In the middle of these cogitations, apprehensions, and reflections, it came into my thoughts one day, that all this might be a mere chimera of my own, and that this foot might be the print of my own foot, when I came on shore from my boat. This cheered me up a little too, and I began to persuade myself it was all a delusion; that it was nothing else but my own foot; and why might not I come that way from the boat, as well as I was going that way to the boat? Again, I considered also, that I could by no means tell for certain where I had trod, and where I had not; and that if at last this was only the print of my own foot, I had played the part of those fools, who strive to make stories of spectres and apparitions, and then are themselves frighted at them more than any body else.

Now I began to take courage, and to peep abroad again; for I had not stirred out of my castle for three days and nights, so that I began to starve for provision; for I had little or nothing within doors, but some barley-cakes and water. Then I knew that my goats wanted to be milked too, which usually was my evening diversion; and the poor creatures were in great pain and inconvenience for want of it; and indeed it almost spoiled some of them, and almost dried up their milk.

Heartening myself therefore with the belief, that this was nothing but the print of one of my own feet (and so I might be truly said to start at my own shadow), I began to go abroad again, and went to my country-house to milk my flock: but to see with what fear I went forward, how often I looked behind me, how I was ready, every now and then, to lay down my basket, and run for my life; it would have made any one have thought I was haunted with an evil conscience, or that I had been lately most terribly frighted; and so indeed I had.

However, as I went down thus two or three days, and having seen nothing, I began to be a little bolder, and to think there was really nothing in it but my own imagination; but I could not persuade myself fully of this, till I should go down to the shore again, and see this print of a foot, and measure it by my own, and see if there was any similitude or fitness, that I might be assured it was my own foot. But when I came to the place first, it appeared evidently to me, that when I laid up my boat, I could not possibly be on shore any where thereabouts. Secondly, when I came to measure the mark with my own foot, I found my foot not so large by a great deal. Both these things filled my head with new imaginations, and gave me the vapours again to the highest degree; so that I shook with cold, like one in an ague, and I went home again, filled with the belief, that some man or men had been on shore there; or, in short, that the island was inhabited, and I might be surprised before I was aware; and what course to take for my security, I knew not.
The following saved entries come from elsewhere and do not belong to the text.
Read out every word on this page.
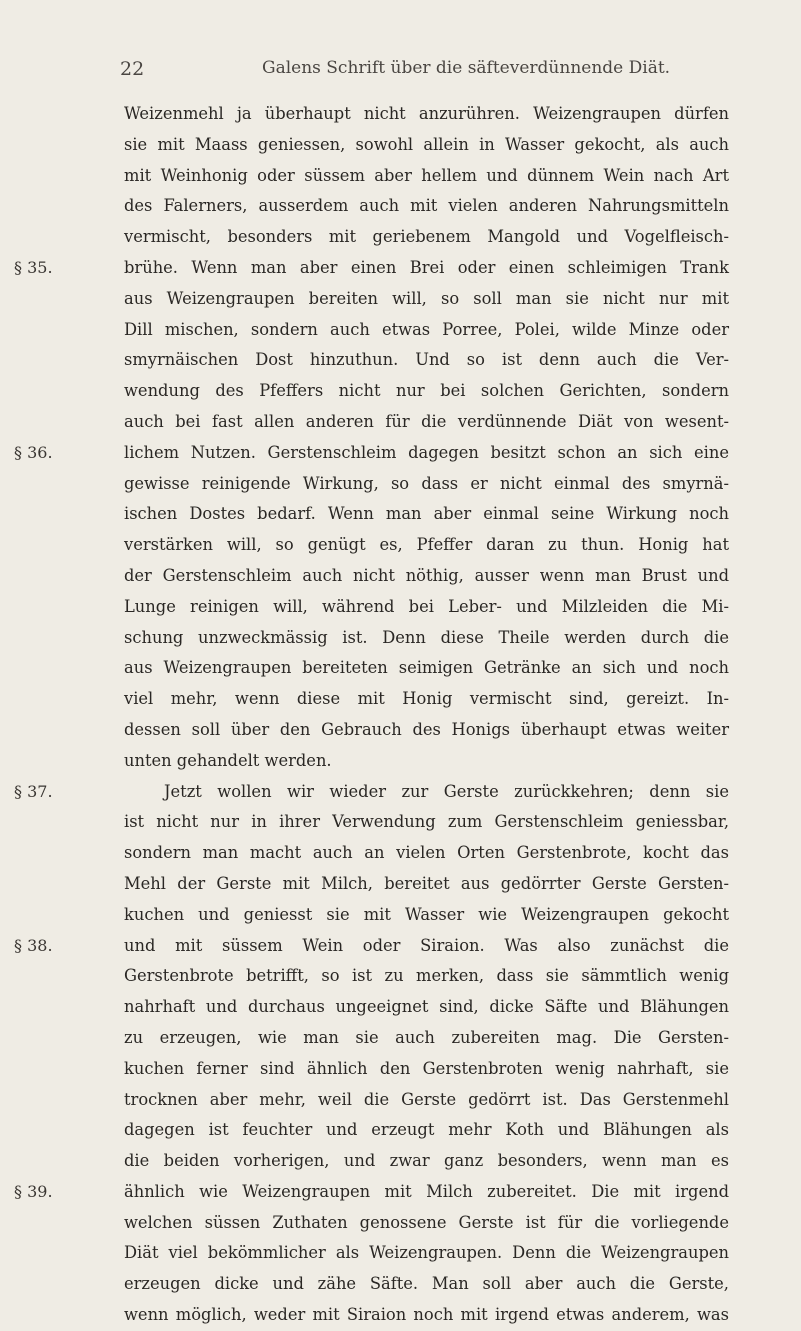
22	Galens Schrift über die säfteverdünnende Diät.
Weizenmehl ja überhaupt nicht anzurühren. Weizengraupen dürfen
sie mit Maass geniessen, sowohl allein in Wasser gekocht, als auch
mit Weinhonig oder süssem aber hellem und dünnem Wein nach Art
des Falerners, ausserdem auch mit vielen anderen Nahrungsmitteln
vermischt, besonders mit geriebenem Mangold und Vogelfleisch-
§ 35.	brühe. Wenn man aber einen Brei oder einen schleimigen Trank
aus Weizengraupen bereiten will, so soll man sie nicht nur mit
Dill mischen, sondern auch etwas Porree, Polei, wilde Minze oder
smyrnäischen Dost hinzuthun. Und so ist denn auch die Ver-
wendung des Pfeffers nicht nur bei solchen Gerichten, sondern
auch bei fast allen anderen für die verdünnende Diät von wesent-
§ 36.	lichem Nutzen. Gerstenschleim dagegen besitzt schon an sich eine
gewisse reinigende Wirkung, so dass er nicht einmal des smyrnä-
ischen Dostes bedarf. Wenn man aber einmal seine Wirkung noch
verstärken will, so genügt es, Pfeffer daran zu thun. Honig hat
der Gerstenschleim auch nicht nöthig, ausser wenn man Brust und
Lunge reinigen will, während bei Leber- und Milzleiden die Mi-
schung unzweckmässig ist. Denn diese Theile werden durch die
aus Weizengraupen bereiteten seimigen Getränke an sich und noch
viel mehr, wenn diese mit Honig vermischt sind, gereizt. In-
dessen soll über den Gebrauch des Honigs überhaupt etwas weiter
unten gehandelt werden.
§ 37.	Jetzt wollen wir wieder zur Gerste zurückkehren; denn sie
ist nicht nur in ihrer Verwendung zum Gerstenschleim geniessbar,
sondern man macht auch an vielen Orten Gerstenbrote, kocht das
Mehl der Gerste mit Milch, bereitet aus gedörrter Gerste Gersten-
kuchen und geniesst sie mit Wasser wie Weizengraupen gekocht
§ 38.	und mit süssem Wein oder Siraion. Was also zunächst die
Gerstenbrote betrifft, so ist zu merken, dass sie sämmtlich wenig
nahrhaft und durchaus ungeeignet sind, dicke Säfte und Blähungen
zu erzeugen, wie man sie auch zubereiten mag. Die Gersten-
kuchen ferner sind ähnlich den Gerstenbroten wenig nahrhaft, sie
trocknen aber mehr, weil die Gerste gedörrt ist. Das Gerstenmehl
dagegen ist feuchter und erzeugt mehr Koth und Blähungen als
die beiden vorherigen, und zwar ganz besonders, wenn man es
§ 39.	ähnlich wie Weizengraupen mit Milch zubereitet. Die mit irgend
welchen süssen Zuthaten genossene Gerste ist für die vorliegende
Diät viel bekömmlicher als Weizengraupen. Denn die Weizengraupen
erzeugen dicke und zähe Säfte. Man soll aber auch die Gerste,
wenn möglich, weder mit Siraion noch mit irgend etwas anderem, was
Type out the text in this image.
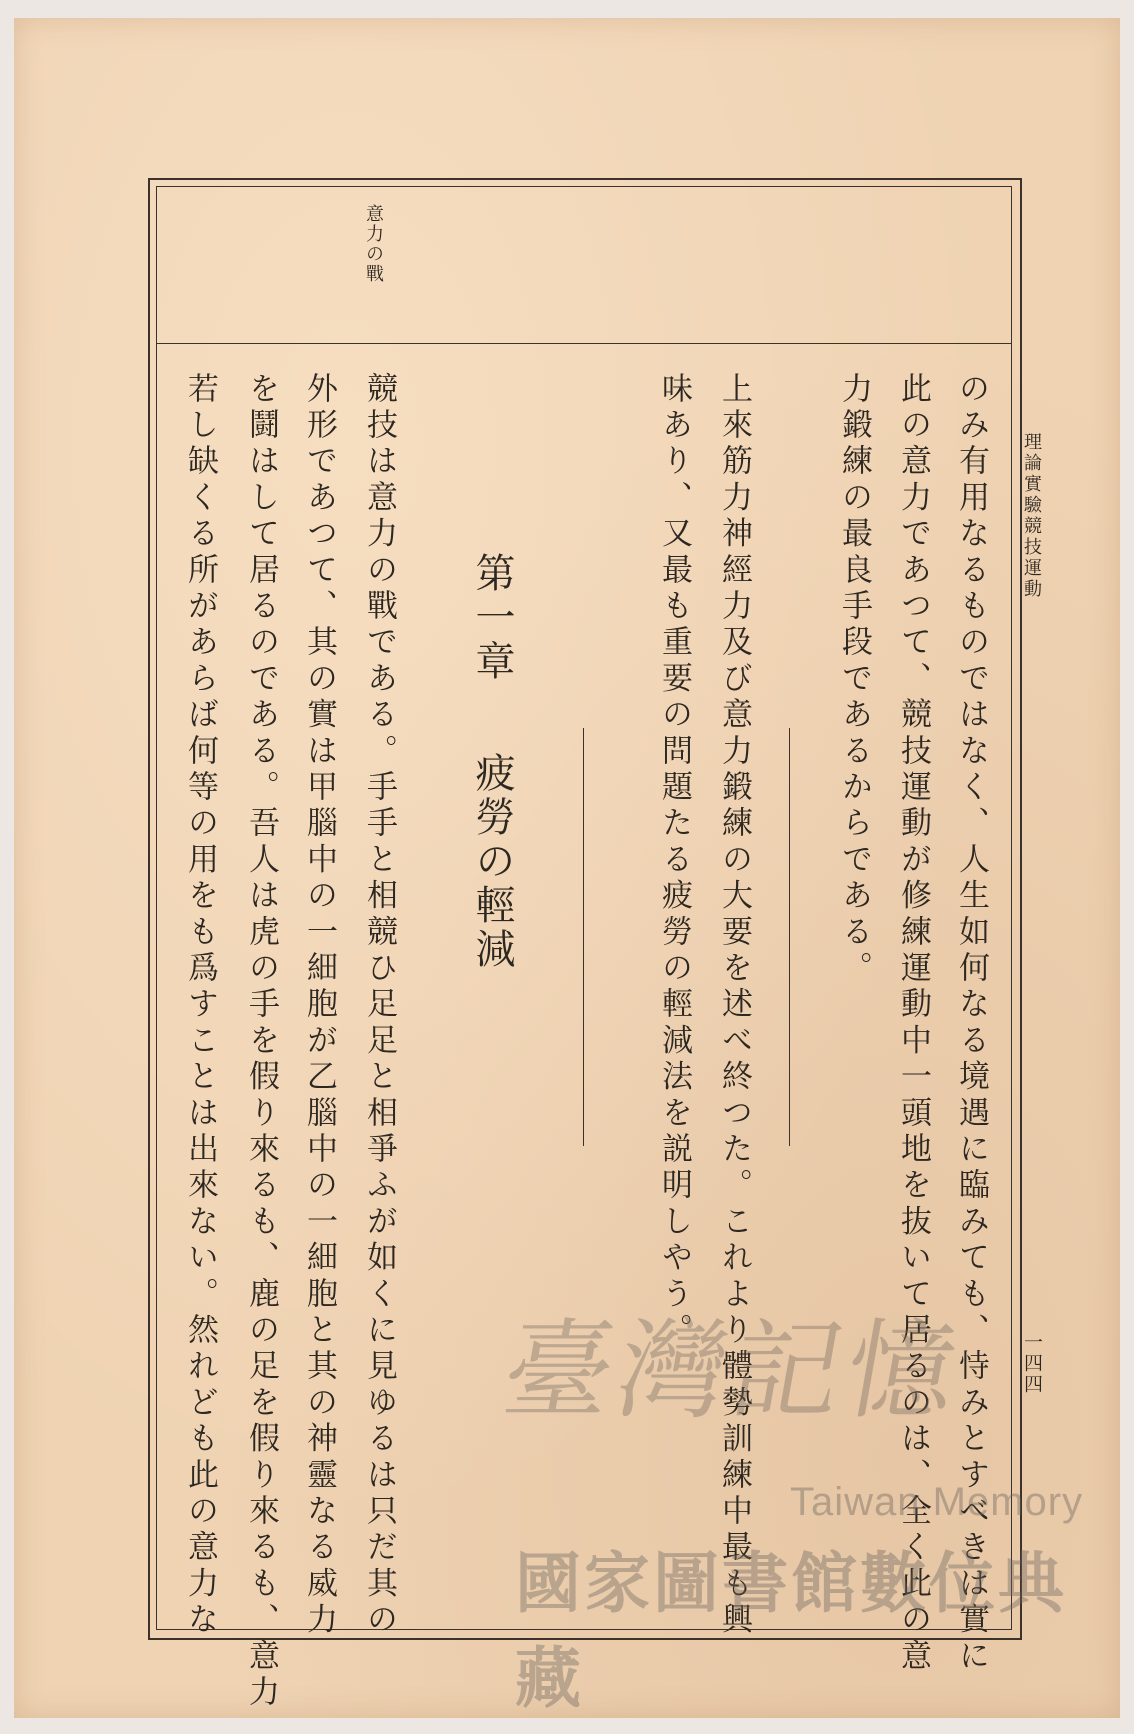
理論實驗競技運動
一四四
意力の戰
のみ有用なるものではなく、人生如何なる境遇に臨みても、恃みとすべきは實に
此の意力であつて、競技運動が修練運動中一頭地を抜いて居るのは、全く此の意
力鍛練の最良手段であるからである。
上來筋力神經力及び意力鍛練の大要を述べ終つた。これより體勢訓練中最も興
味あり、又最も重要の問題たる疲勞の輕減法を説明しやう。
第一章
疲勞の輕減
競技は意力の戰である。手手と相競ひ足足と相爭ふが如くに見ゆるは只だ其の
外形であつて、其の實は甲腦中の一細胞が乙腦中の一細胞と其の神靈なる威力
を鬪はして居るのである。吾人は虎の手を假り來るも、鹿の足を假り來るも、意力
若し缺くる所があらば何等の用をも爲すことは出來ない。然れども此の意力な	臺灣記憶
Taiwan Memory
國家圖書館數位典藏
O what ridiculous resolutions men take, when possessed with fear! It deprives them of the use of those means which reason offers for their relief. The first thing I proposed to myself was, to throw down my enclosures, and turn all my tame cattle wild into the woods, that the enemy might not find them, and then frequent the island in prospect of the same, or the like booty; then to the simple thing of digging up my two corn fields, that they might not find such a grain there, and still to be prompted to frequent the island; then to demolish my bower and tent, that they might not see any vestiges of my habitation, and be prompted to look farther, in order to find out the persons inhabiting.